Former 60 Minutes producer Stephen Rice was sacked because of his “deeply flawed and dangerous execution” of the abduction story on the ground in Lebanon, Channel Nine sources have revealed.
An internal review alleges that the producer made a series of “terrible misjudgments”, Guardian Australia has learned, including failing to have passports ready for a quick escape from Beirut after Sally Faulkner’s children were snatched off the street. The blunders also allegedly included putting the cameraman in the car with the kidnappers and failing to spot a CCTV camera at the location of the planned abduction.
The botched plan led to 60 Minutes, the child abduction crew and Faulkner all being arrested by Lebanese authorities and jailed before they could board a boat to Cyprus.
Nine paid an undisclosed sum to secure the release of reporter Tara Brown and her crew and Faulkner, but the team who snatched the children, led by Adam Whittington’s company Child Abduction Recovery International’s (Cari), remains in prison awaiting trial.
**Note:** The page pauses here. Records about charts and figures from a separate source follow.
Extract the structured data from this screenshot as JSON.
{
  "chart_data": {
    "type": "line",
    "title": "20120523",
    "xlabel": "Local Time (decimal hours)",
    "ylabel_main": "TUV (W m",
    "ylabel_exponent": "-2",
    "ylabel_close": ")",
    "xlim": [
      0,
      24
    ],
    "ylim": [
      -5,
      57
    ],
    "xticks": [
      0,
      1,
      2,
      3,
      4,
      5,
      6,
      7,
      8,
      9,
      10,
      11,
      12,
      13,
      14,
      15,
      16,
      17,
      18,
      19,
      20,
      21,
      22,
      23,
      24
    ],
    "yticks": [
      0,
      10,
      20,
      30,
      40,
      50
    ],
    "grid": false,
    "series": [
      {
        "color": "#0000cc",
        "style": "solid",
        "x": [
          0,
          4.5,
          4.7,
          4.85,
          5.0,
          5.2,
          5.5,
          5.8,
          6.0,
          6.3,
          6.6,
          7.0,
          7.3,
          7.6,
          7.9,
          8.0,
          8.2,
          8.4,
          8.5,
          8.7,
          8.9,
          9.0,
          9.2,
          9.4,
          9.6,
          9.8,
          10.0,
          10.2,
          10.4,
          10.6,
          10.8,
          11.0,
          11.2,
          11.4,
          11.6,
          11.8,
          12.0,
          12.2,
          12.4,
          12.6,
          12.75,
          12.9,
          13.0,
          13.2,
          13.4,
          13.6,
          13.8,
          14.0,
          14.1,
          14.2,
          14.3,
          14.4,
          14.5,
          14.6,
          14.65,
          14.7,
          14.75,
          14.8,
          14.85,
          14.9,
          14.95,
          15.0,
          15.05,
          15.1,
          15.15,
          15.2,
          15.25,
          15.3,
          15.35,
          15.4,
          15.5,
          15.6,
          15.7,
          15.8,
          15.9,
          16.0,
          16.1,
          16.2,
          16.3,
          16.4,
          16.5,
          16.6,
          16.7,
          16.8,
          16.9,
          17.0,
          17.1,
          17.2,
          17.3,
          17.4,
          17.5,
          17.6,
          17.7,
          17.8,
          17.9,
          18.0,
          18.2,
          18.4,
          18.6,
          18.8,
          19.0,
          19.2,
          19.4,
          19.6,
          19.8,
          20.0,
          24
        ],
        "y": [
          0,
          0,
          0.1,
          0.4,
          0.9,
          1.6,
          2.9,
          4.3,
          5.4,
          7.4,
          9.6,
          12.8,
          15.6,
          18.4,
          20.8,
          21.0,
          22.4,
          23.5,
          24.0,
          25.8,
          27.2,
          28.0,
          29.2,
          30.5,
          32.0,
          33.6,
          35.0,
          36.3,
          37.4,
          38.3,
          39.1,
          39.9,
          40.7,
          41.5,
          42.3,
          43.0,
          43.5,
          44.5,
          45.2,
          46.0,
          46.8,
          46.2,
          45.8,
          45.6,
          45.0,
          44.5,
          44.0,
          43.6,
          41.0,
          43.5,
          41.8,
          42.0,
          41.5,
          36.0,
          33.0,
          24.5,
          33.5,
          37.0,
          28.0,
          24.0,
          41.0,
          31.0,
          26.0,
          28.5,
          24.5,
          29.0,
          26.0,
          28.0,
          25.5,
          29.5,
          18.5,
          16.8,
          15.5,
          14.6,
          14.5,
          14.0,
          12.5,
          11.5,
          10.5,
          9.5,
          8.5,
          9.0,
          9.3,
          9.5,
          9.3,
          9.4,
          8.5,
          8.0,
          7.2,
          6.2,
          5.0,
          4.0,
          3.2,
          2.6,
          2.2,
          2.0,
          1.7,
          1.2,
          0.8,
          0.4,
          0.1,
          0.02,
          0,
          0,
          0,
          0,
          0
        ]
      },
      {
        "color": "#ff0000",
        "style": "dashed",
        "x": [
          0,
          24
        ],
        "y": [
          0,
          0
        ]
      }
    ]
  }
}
A detailed review of the debacle, a summary of which was published last week, said Rice ordered the crew to shoot “overlay” footage in the street in the days ahead of the snatch, which the crew reported drew unwanted attention to themselves on the Beirut streets.
The so-called safe house for Faulkner and the crew was the run-down home of a relative of one of the Cari operatives and was not safe at all, the review found.
Exacerbating the crisis, Rice shut down communication with Nine in Sydney when things started to go wrong, the review panel told Nine management.
Another alleged error identified by the review was that once inside the “safe house” Rice told Faulkner to ring her estranged husband using Whittington’s phone and tell him not to worry because she had the kids and he could see them in a few days’ time.
But the children’s father, Ali al-Amin, went straight to police and within hours authorities had traced Whittington’s phone and everyone was arrested.
The alleged errors made by Rice follow the publication on Wednesday of some Channel Nine emails which show that 60 Minutes’ two executive producers and in-house lawyer were well aware of the plan to pay Cari $115,000 to abduct two children from their father in Lebanon.
In one email Rice told Nine’s in-house lawyer “the plan is for Cari, a child retrieval/rescue service to snatch the kids and get on a boat to Cyprus”.
An email around the same time between the two executive producers and Rice details an earlier plan by another program, Inside Story, to pay Whittington $115,000 to “snatch the kids, escape via water (jetskis) to a boat and then on to Cyprus”. Rice picked up the story for 60 Minutes and organised the payment to Cari after it was dropped by Inside Story.
Rice has engaged lawyer John Laxon to negotiate with Nine after he refused to accept a settlement offered to him on Friday. Laxon says Rice has been singled out for punishment.
The summary of the review, which was released 0n 27 May, referred briefly to the failures without naming Rice, including “lack of consideration given to alternative exit strategies from Lebanon” and “failure to notify 60 Minutes management when it appeared that the plan for implementation would not operate as intended”.
“Rice was singled out by management because his role was replete with terrible misjudgments and for placing his crew in jeopardy,” sources told Guardian Australia. His handling of the story was described as “deeply flawed and dangerous”.
The report’s authors were aware that Rice, Brown and the two executive producers, Kirsty Thomson and Tom Malone, approved the plan without asking any deeper questions. It was recommended that they all be severely censured by management for their role in the debacle.
Brown, Malone and Thompson were all censured and given first and last warnings.
But Rice, who was held to be the most responsible for the decisions, was sacked despite a recommendation by the review that no staff member “should be singled out for dismissal given the degree of autonomy accorded to 60 Minutes”.
The independent review was conducted by the founding producer of 60 Minutes, Gerald Stone; former producer and senior executive at Nine, David Hurley, and the company’s general counsel, Rachel Launders.
The panel said the incident should be seen as “a failure at the management level of Nine”.
“The degree of autonomy granted to 60 Minutes was so great that the executive producer saw no need to consult with the director of news and current affairs on the wisdom of commissioning this story,” the review said.